Some tumors may be treated through stereotactic radiosurgery alone, which is considerably less invasive and associated with fewer risks. Radiotherapy, however, may result in its own side effects, particularly dangerous to the young, developing brain. For this reason, radiotherapy is not usually administered to patients younger than 5 years of age.

Treating a craniopharyngioma is not a simple matter. While treatment of craniopharyngioma through surgery or radiation is typically effective for most patients, recurrence is possible, usually within 2 years of surgery, and may require additional treatment.

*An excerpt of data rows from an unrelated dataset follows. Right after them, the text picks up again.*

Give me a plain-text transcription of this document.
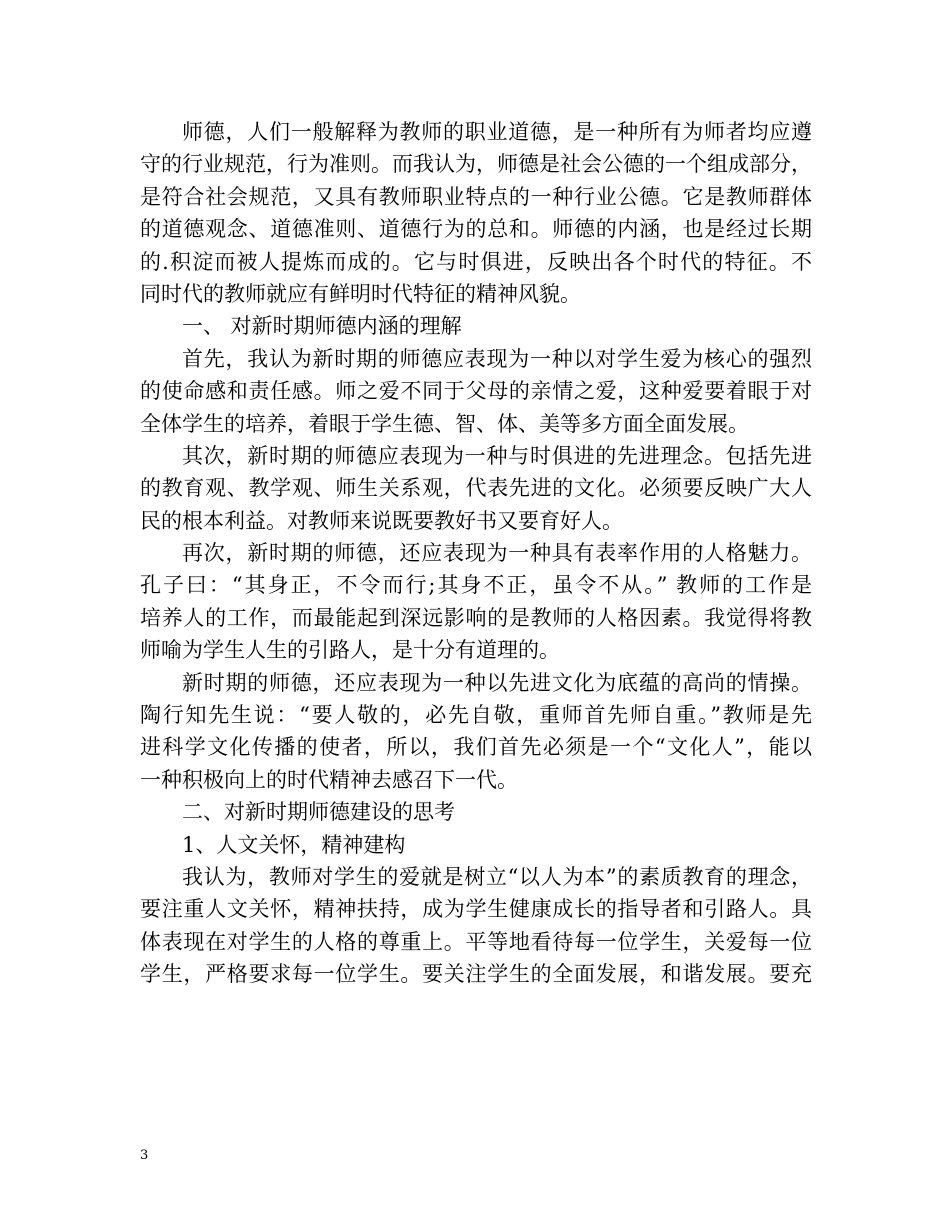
师德，人们一般解释为教师的职业道德，是一种所有为师者均应遵
守的行业规范，行为准则。而我认为，师德是社会公德的一个组成部分，
是符合社会规范，又具有教师职业特点的一种行业公德。它是教师群体
的道德观念、道德准则、道德行为的总和。师德的内涵，也是经过长期
的.积淀而被人提炼而成的。它与时俱进，反映出各个时代的特征。不
同时代的教师就应有鲜明时代特征的精神风貌。
一、 对新时期师德内涵的理解
首先，我认为新时期的师德应表现为一种以对学生爱为核心的强烈
的使命感和责任感。师之爱不同于父母的亲情之爱，这种爱要着眼于对
全体学生的培养，着眼于学生德、智、体、美等多方面全面发展。
其次，新时期的师德应表现为一种与时俱进的先进理念。包括先进
的教育观、教学观、师生关系观，代表先进的文化。必须要反映广大人
民的根本利益。对教师来说既要教好书又要育好人。
再次，新时期的师德，还应表现为一种具有表率作用的人格魅力。
孔子曰：“其身正，不令而行;其身不正，虽令不从。” 教师的工作是
培养人的工作，而最能起到深远影响的是教师的人格因素。我觉得将教
师喻为学生人生的引路人，是十分有道理的。
新时期的师德，还应表现为一种以先进文化为底蕴的高尚的情操。
陶行知先生说：“要人敬的，必先自敬，重师首先师自重。”教师是先
进科学文化传播的使者，所以，我们首先必须是一个“文化人”，能以
一种积极向上的时代精神去感召下一代。
二、对新时期师德建设的思考
1、人文关怀，精神建构
我认为，教师对学生的爱就是树立“以人为本”的素质教育的理念，
要注重人文关怀，精神扶持，成为学生健康成长的指导者和引路人。具
体表现在对学生的人格的尊重上。平等地看待每一位学生，关爱每一位
学生，严格要求每一位学生。要关注学生的全面发展，和谐发展。要充
3
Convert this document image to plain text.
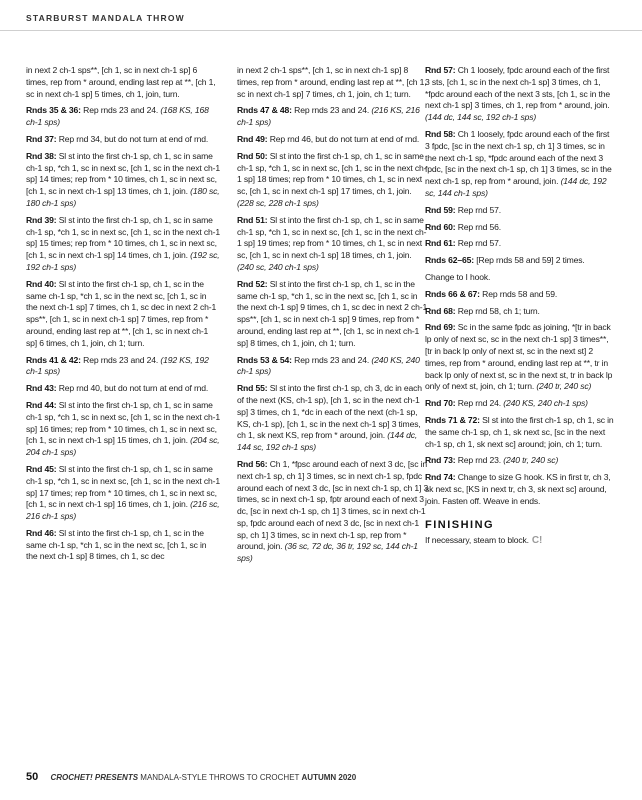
STARBURST MANDALA THROW

in next 2 ch-1 sps**, [ch 1, sc in next ch-1 sp] 6 times, rep from * around, ending last rep at **, [ch 1, sc in next ch-1 sp] 5 times, ch 1, join, turn.

Rnds 35 & 36: Rep rnds 23 and 24. (168 KS, 168 ch-1 sps)

Rnd 37: Rep rnd 34, but do not turn at end of rnd.

Rnd 38: Sl st into the first ch-1 sp, ch 1, sc in same ch-1 sp, *ch 1, sc in next sc, [ch 1, sc in the next ch-1 sp] 14 times; rep from * 10 times, ch 1, sc in next sc, [ch 1, sc in next ch-1 sp] 13 times, ch 1, join. (180 sc, 180 ch-1 sps)

Rnd 39: Sl st into the first ch-1 sp, ch 1, sc in same ch-1 sp, *ch 1, sc in next sc, [ch 1, sc in the next ch-1 sp] 15 times; rep from * 10 times, ch 1, sc in next sc, [ch 1, sc in next ch-1 sp] 14 times, ch 1, join. (192 sc, 192 ch-1 sps)

Rnd 40: Sl st into the first ch-1 sp, ch 1, sc in the same ch-1 sp, *ch 1, sc in the next sc, [ch 1, sc in the next ch-1 sp] 7 times, ch 1, sc dec in next 2 ch-1 sps**, [ch 1, sc in next ch-1 sp] 7 times, rep from * around, ending last rep at **, [ch 1, sc in next ch-1 sp] 6 times, ch 1, join, ch 1; turn.

Rnds 41 & 42: Rep rnds 23 and 24. (192 KS, 192 ch-1 sps)

Rnd 43: Rep rnd 40, but do not turn at end of rnd.

Rnd 44: Sl st into the first ch-1 sp, ch 1, sc in same ch-1 sp, *ch 1, sc in next sc, [ch 1, sc in the next ch-1 sp] 16 times; rep from * 10 times, ch 1, sc in next sc, [ch 1, sc in next ch-1 sp] 15 times, ch 1, join. (204 sc, 204 ch-1 sps)

Rnd 45: Sl st into the first ch-1 sp, ch 1, sc in same ch-1 sp, *ch 1, sc in next sc, [ch 1, sc in the next ch-1 sp] 17 times; rep from * 10 times, ch 1, sc in next sc, [ch 1, sc in next ch-1 sp] 16 times, ch 1, join. (216 sc, 216 ch-1 sps)

Rnd 46: Sl st into the first ch-1 sp, ch 1, sc in the same ch-1 sp, *ch 1, sc in the next sc, [ch 1, sc in the next ch-1 sp] 8 times, ch 1, sc dec

in next 2 ch-1 sps**, [ch 1, sc in next ch-1 sp] 8 times, rep from * around, ending last rep at **, [ch 1, sc in next ch-1 sp] 7 times, ch 1, join, ch 1; turn.

Rnds 47 & 48: Rep rnds 23 and 24. (216 KS, 216 ch-1 sps)

Rnd 49: Rep rnd 46, but do not turn at end of rnd.

Rnd 50: Sl st into the first ch-1 sp, ch 1, sc in same ch-1 sp, *ch 1, sc in next sc, [ch 1, sc in the next ch-1 sp] 18 times; rep from * 10 times, ch 1, sc in next sc, [ch 1, sc in next ch-1 sp] 17 times, ch 1, join. (228 sc, 228 ch-1 sps)

Rnd 51: Sl st into the first ch-1 sp, ch 1, sc in same ch-1 sp, *ch 1, sc in next sc, [ch 1, sc in the next ch-1 sp] 19 times; rep from * 10 times, ch 1, sc in next sc, [ch 1, sc in next ch-1 sp] 18 times, ch 1, join. (240 sc, 240 ch-1 sps)

Rnd 52: Sl st into the first ch-1 sp, ch 1, sc in the same ch-1 sp, *ch 1, sc in the next sc, [ch 1, sc in the next ch-1 sp] 9 times, ch 1, sc dec in next 2 ch-1 sps**, [ch 1, sc in next ch-1 sp] 9 times, rep from * around, ending last rep at **, [ch 1, sc in next ch-1 sp] 8 times, ch 1, join, ch 1; turn.

Rnds 53 & 54: Rep rnds 23 and 24. (240 KS, 240 ch-1 sps)

Rnd 55: Sl st into the first ch-1 sp, ch 3, dc in each of the next (KS, ch-1 sp), [ch 1, sc in the next ch-1 sp] 3 times, ch 1, *dc in each of the next (ch-1 sp, KS, ch-1 sp), [ch 1, sc in the next ch-1 sp] 3 times, ch 1, sk next KS, rep from * around, join. (144 dc, 144 sc, 192 ch-1 sps)

Rnd 56: Ch 1, *fpsc around each of next 3 dc, [sc in next ch-1 sp, ch 1] 3 times, sc in next ch-1 sp, fpdc around each of next 3 dc, [sc in next ch-1 sp, ch 1] 3 times, sc in next ch-1 sp, fptr around each of next 3 dc, [sc in next ch-1 sp, ch 1] 3 times, sc in next ch-1 sp, fpdc around each of next 3 dc, [sc in next ch-1 sp, ch 1] 3 times, sc in next ch-1 sp, rep from * around, join. (36 sc, 72 dc, 36 tr, 192 sc, 144 ch-1 sps)

Rnd 57: Ch 1 loosely, fpdc around each of the first 3 sts, [ch 1, sc in the next ch-1 sp] 3 times, ch 1, *fpdc around each of the next 3 sts, [ch 1, sc in the next ch-1 sp] 3 times, ch 1, rep from * around, join. (144 dc, 144 sc, 192 ch-1 sps)

Rnd 58: Ch 1 loosely, fpdc around each of the first 3 fpdc, [sc in the next ch-1 sp, ch 1] 3 times, sc in the next ch-1 sp, *fpdc around each of the next 3 fpdc, [sc in the next ch-1 sp, ch 1] 3 times, sc in the next ch-1 sp, rep from * around, join. (144 dc, 192 sc, 144 ch-1 sps)

Rnd 59: Rep rnd 57.

Rnd 60: Rep rnd 56.

Rnd 61: Rep rnd 57.

Rnds 62–65: [Rep rnds 58 and 59] 2 times.

Change to I hook.

Rnds 66 & 67: Rep rnds 58 and 59.

Rnd 68: Rep rnd 58, ch 1; turn.

Rnd 69: Sc in the same fpdc as joining, *[tr in back lp only of next sc, sc in the next ch-1 sp] 3 times**, [tr in back lp only of next st, sc in the next st] 2 times, rep from * around, ending last rep at **, tr in back lp only of next st, sc in the next st, tr in back lp only of next st, join, ch 1; turn. (240 tr, 240 sc)

Rnd 70: Rep rnd 24. (240 KS, 240 ch-1 sps)

Rnds 71 & 72: Sl st into the first ch-1 sp, ch 1, sc in the same ch-1 sp, ch 1, sk next sc, [sc in the next ch-1 sp, ch 1, sk next sc] around; join, ch 1; turn.

Rnd 73: Rep rnd 23. (240 tr, 240 sc)

Rnd 74: Change to size G hook. KS in first tr, ch 3, sk next sc, [KS in next tr, ch 3, sk next sc] around, join. Fasten off. Weave in ends.

FINISHING

If necessary, steam to block. C!

50 CROCHET! PRESENTS MANDALA-STYLE THROWS TO CROCHET AUTUMN 2020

Treatments for associated conditions, such as bariatric surgery for hypothalamic obesity, hormone replacement for decreased hormone production, or may also be necessary. Certain cognitive or visual problems may remain or may become evident some time after treatment has been completed. There are also some risk associated with radiation therapy, including:

• Stroke
• Delayed blindness
• Loss of pituitary function
• Secondary cancer

The best rates of recovery without recurrence are in patients treated with surgery combined with radiation therapy. In spite of the possibility of complications, the prognosis for patients with craniopharyngioma is good. While many patients will have to cope with other associated conditions after surgery, there is an 80-90 percent chance of permanent cure after treatment.